Şubat ayının ilk haftası… Kışın ortasında olmamıza rağmen, Yalova’da bahardan kalma bir gün yaşanıyor. Yürüyen Köşk’ün gölgesinde yükselen asırlık çınar ağacı, zamana meydan okurcasına göğe uzanıyor. Dalları çıplak ama hâlâ görkemli… Gözler, bu köşk ve ağacın yıllar önce yaşadığı mucizevi hikâyeye yöneliyor.

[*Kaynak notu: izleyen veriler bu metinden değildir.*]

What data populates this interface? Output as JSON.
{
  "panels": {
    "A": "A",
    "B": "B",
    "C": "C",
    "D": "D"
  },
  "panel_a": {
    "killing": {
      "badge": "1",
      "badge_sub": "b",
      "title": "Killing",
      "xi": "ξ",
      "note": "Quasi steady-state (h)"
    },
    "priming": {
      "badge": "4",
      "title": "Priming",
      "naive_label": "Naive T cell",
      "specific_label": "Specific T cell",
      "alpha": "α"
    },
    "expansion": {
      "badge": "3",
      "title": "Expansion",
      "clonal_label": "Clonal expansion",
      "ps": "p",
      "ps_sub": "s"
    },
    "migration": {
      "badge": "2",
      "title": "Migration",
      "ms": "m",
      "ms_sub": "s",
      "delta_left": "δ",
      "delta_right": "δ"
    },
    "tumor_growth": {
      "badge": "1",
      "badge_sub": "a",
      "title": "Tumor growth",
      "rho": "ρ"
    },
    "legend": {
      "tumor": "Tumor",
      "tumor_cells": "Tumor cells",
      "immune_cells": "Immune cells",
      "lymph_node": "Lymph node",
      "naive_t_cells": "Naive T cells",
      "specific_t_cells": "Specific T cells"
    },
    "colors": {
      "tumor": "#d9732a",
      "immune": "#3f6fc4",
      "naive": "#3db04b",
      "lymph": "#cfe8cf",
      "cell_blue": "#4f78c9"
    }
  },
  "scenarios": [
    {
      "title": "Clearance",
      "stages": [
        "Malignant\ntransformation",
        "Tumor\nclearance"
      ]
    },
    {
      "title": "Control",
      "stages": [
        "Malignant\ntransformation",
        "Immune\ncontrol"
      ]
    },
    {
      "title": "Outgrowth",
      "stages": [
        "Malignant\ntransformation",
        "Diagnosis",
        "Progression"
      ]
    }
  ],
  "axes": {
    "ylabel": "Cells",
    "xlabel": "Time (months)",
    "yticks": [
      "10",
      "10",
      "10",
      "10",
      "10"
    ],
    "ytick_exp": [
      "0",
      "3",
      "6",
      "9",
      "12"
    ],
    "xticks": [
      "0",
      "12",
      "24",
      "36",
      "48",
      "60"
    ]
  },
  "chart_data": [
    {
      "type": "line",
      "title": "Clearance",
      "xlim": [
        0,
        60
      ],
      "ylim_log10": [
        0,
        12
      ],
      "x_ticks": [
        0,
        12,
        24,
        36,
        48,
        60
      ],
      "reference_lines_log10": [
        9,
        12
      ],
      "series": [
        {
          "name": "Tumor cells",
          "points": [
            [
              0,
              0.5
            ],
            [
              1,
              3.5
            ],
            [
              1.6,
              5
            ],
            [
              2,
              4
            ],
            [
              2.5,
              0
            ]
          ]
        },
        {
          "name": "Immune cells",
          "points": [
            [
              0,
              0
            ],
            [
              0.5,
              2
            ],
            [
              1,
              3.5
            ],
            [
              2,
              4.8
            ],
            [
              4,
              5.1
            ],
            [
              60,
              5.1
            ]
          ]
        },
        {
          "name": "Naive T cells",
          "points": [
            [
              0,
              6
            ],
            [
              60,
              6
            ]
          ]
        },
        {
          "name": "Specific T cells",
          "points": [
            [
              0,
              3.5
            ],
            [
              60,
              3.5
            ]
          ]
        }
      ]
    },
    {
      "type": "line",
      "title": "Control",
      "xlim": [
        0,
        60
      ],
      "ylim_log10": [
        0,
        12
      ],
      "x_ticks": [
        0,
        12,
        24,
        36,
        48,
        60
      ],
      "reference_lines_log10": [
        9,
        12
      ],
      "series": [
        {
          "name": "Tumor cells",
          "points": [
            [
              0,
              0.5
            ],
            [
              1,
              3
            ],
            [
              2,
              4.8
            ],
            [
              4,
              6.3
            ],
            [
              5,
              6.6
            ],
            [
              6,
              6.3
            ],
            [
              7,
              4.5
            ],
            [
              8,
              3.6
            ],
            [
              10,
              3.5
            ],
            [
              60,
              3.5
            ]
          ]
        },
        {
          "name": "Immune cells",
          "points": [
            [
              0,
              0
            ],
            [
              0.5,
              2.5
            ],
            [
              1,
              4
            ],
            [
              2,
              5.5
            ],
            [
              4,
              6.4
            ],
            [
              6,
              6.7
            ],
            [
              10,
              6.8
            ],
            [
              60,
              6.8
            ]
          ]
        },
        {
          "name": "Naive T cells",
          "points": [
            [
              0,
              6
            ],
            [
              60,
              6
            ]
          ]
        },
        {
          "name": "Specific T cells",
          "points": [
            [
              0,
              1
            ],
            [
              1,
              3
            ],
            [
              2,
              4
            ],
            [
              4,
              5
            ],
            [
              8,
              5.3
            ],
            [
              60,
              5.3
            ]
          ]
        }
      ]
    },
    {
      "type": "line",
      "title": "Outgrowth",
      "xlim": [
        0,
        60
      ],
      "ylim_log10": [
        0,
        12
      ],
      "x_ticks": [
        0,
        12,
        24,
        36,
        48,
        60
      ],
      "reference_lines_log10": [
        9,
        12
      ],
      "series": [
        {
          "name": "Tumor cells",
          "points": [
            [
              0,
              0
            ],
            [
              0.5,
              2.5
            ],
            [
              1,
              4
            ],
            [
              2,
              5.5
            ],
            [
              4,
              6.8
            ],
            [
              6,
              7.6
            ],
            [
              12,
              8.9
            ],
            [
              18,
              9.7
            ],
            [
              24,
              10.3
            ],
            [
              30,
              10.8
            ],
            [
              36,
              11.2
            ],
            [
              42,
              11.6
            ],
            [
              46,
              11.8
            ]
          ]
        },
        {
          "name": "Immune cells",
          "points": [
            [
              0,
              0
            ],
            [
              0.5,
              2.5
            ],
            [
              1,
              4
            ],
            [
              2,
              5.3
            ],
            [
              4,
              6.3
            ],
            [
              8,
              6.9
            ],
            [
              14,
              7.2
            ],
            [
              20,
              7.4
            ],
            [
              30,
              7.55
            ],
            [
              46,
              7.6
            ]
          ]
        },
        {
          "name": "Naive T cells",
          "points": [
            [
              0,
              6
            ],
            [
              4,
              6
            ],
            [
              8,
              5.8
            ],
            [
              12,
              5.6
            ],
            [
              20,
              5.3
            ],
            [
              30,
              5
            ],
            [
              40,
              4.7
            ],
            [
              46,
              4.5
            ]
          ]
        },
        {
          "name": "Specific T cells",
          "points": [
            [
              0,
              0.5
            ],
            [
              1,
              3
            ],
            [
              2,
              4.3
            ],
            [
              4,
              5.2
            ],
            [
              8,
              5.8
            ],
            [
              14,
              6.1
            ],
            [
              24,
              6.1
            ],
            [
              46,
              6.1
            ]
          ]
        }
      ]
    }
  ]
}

Atatürk’ün, yalnızca bir çınar ağacını kurtarmak için köşkü yürütmesi, insanlara buranın büyülü bir yer olduğu hissini veriyor. Sanki doğa ile insanın uyum içinde yaşaması gerektiğini hatırlatan yaşayan bir ders gibi… Bir zamanlar köşkün kesilmesi planlanan dalların yerine, bugün bu hikâyeyi dinleyen insanların hayranlık dolu bakışları var.
Denizin hemen kıyısında, hafif esen rüzgarla birlikte burası, zamana meydan okuyan bir huzur noktası gibi hissediliyor. Çimenlerin hâlâ yemyeşil olması, doğanın buraya özel bir iltimas geçtiği izlenimini pekiştiriyor. Yürüyen Köşk, yalnızca bir yapı değil, aynı zamanda insan iradesi ile doğa sevgisinin eşsiz bir birleşimi…
Belki de bu yüzden, burada durup bu manzaraya bakan herkes, geçmişin izleriyle bugünün dinginliğini aynı anda hissediyor. Sanki köşk ve çınar, zamanın içinde durmadan bir şeyler fısıldıyor:
“Doğaya sahip çıkarsan, o da seni yaşatır.”